"Doting" is probably too mild a word to describe my mother's obsessive attention to my existence, so long in doubt (there had been a number of miscarriages) and which she felt could be snatched away from her at any time. I'm told that when I was sleeping, she would put a mirror up to my mouth to see if it would fog over, showing that I was indeed breathing and alive. I still do that myself, every once in a while, just to make sure. I think Mollie's ministrations instilled in me a potential for hypochondria, a potential that has been fully realized and has made its way into a number of my cartoons, with the name used in them no coincidence.
Or maybe I just inherited the disposition from her. She was what I would call in robust ill health her whole long life (she lived to ninety-three). Whenever I asked her how she felt, she would always reply, "Not a hundred percent." I think her high-water mark was around seventy-four percent. Whether about a real or imagined illness or some other problem, real or imagined, my mother was either panicking or making preparations to panic, and my father was always there ready to say, "This too shall pass" and stick with it until whatever was troubling Mollie did pass.
During the war, my father had to placate my mother from afar by mail. In one letter, he tries to calm her by explaining that it's not a lack of love that's causing the lack of letters she's getting from him but army logistics.
A lot of what you need to know about my dad is in that letter. Even as he complains about her complaining, he says, "I know how you feel and can hardly blame you . . . everybody likes to get mail." He also had a dry sense of humor. In another letter he mentions a handbag he has sent her and quips, "It's pretty popular in Paris, so it should be OK in the Bronx."
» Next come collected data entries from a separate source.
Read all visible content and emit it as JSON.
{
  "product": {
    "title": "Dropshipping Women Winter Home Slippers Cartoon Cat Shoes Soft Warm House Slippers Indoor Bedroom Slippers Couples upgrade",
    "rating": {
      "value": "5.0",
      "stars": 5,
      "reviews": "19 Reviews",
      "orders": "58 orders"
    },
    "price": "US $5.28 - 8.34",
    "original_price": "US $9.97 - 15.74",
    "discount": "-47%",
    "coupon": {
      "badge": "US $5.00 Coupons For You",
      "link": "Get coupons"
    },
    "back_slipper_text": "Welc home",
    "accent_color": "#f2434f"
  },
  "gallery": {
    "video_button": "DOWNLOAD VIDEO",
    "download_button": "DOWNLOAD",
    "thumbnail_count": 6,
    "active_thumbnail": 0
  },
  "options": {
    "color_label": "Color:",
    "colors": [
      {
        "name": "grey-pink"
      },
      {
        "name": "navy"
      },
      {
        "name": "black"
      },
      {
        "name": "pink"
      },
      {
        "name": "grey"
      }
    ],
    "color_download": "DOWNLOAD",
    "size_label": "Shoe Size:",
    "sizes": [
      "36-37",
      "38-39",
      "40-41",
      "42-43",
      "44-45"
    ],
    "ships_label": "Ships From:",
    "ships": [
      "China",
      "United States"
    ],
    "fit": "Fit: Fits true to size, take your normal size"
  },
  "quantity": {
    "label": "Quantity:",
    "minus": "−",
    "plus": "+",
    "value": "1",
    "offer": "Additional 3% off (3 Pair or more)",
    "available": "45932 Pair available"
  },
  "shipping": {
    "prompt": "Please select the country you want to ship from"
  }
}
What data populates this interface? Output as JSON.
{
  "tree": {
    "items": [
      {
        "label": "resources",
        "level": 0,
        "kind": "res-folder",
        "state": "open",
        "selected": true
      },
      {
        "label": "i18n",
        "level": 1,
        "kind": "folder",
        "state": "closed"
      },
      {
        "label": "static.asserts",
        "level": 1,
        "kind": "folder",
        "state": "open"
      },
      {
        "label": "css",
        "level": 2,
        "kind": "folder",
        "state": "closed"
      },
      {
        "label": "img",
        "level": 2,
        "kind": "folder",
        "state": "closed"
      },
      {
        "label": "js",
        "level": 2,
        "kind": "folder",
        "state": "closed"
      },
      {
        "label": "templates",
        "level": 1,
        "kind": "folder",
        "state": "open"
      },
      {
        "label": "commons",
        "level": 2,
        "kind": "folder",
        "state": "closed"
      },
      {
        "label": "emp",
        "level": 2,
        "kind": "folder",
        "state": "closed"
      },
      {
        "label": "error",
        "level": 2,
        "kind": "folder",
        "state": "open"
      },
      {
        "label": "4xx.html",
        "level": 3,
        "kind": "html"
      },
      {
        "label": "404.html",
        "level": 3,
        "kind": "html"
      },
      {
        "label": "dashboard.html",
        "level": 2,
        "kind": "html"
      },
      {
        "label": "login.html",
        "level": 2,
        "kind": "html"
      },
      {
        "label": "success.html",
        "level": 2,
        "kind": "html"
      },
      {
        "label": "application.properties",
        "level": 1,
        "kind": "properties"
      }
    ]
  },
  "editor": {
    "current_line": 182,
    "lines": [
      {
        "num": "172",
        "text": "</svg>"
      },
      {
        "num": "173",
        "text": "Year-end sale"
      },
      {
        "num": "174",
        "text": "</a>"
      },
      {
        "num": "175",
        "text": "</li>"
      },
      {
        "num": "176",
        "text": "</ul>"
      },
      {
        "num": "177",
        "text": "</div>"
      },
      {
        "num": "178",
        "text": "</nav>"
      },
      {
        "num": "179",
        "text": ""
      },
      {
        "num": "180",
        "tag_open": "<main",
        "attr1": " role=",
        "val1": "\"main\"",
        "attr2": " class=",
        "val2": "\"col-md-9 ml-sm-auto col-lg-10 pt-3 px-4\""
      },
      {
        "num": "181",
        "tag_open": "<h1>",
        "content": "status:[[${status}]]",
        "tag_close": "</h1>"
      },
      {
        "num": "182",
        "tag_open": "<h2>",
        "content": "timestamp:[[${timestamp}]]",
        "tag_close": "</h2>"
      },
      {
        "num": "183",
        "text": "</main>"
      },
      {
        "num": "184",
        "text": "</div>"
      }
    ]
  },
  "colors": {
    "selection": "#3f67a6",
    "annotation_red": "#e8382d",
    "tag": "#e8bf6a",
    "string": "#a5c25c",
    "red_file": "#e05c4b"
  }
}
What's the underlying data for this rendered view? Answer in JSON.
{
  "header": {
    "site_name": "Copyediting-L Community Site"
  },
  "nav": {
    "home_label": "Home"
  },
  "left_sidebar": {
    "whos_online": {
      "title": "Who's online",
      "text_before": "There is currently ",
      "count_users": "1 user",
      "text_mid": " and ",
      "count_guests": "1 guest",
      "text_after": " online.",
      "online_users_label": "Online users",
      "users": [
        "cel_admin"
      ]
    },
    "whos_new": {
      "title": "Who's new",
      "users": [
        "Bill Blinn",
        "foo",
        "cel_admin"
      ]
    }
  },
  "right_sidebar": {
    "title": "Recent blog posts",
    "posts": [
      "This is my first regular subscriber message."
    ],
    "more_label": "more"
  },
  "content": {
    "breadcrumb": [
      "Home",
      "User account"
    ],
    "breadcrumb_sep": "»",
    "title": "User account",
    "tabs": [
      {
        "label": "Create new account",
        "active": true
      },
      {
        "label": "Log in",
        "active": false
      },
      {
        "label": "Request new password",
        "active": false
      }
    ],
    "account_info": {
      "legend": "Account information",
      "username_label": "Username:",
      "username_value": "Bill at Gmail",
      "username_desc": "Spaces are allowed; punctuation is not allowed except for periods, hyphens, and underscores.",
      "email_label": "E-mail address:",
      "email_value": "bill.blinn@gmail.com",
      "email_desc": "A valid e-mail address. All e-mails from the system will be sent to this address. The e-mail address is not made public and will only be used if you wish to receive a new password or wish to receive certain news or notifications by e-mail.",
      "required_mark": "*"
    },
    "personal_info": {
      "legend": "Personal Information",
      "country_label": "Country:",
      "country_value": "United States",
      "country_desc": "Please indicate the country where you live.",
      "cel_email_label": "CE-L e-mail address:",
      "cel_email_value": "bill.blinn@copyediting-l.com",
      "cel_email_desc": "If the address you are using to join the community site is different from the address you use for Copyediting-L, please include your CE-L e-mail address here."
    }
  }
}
And despite the war and wartime postal problems, things were okay in the Bronx, if a bit crowded. In addition to my mom, there were my mom's mother and father, my mom's sisters, Annie and Sarah, Sarah's husband, Jack, and their kids, my cousins, Mike, Joan, and Irwin, all crammed into the top floor of a little house at 1453 Teller Avenue.
In 1945 my dad came home from the war. He was a welcome sight to my mother and everyone else in the household, except me. I had never laid eyes on him, or vice versa. My mother had gotten pregnant while he was on leave, and he'd been sent overseas a few months before I was born. Family lore has it that when I saw him for the first time, I cried, "Who is that man!"
That man, and the rest of us, confronted a severe postwar housing shortage in New York at that time, which this contemporaneous New Yorker cartoon [at left] refers to.
This led to the landlord of 1453 needing the top floor (where we all lived) for his own relatives, which led to us, all of us, being booted out, all the way to Queens. Ex-sergeant Lou Mankoff took command, marching his troops from B (the Bronx) to Q (Queens).
There, all of us decamped to a little house not all that different from the previous one, but now we occupied both floors. Luxury.
Two years later, my dad used a VA loan to buy the house right next door, and me, my dad, my mom, and my aunt Anne moved there: 76-37 169th Street, just the four of us, with two floors all our own—the lap of luxury.
Really. And the lap was about to get larger. The booming fat fifties of postwar America were just around the corner, with television, air-conditioning, and a new car in the garage every two years (if it could fit).
Not to mention wall-to-wall carpeting, which I really have to mention because this particular postwar luxury was the way my dad earned a living. He was the owner of Atlas Floors, selling wall-to-wall carpeting, a previously out-of-reach luxury that was available, for the first time, to a middle class now flush with some surplus cash. Wall-to-wall in the new living room said you'd arrived and were a stakeholder in the American dream. Due to wall-to-wall, we were soon living that dream.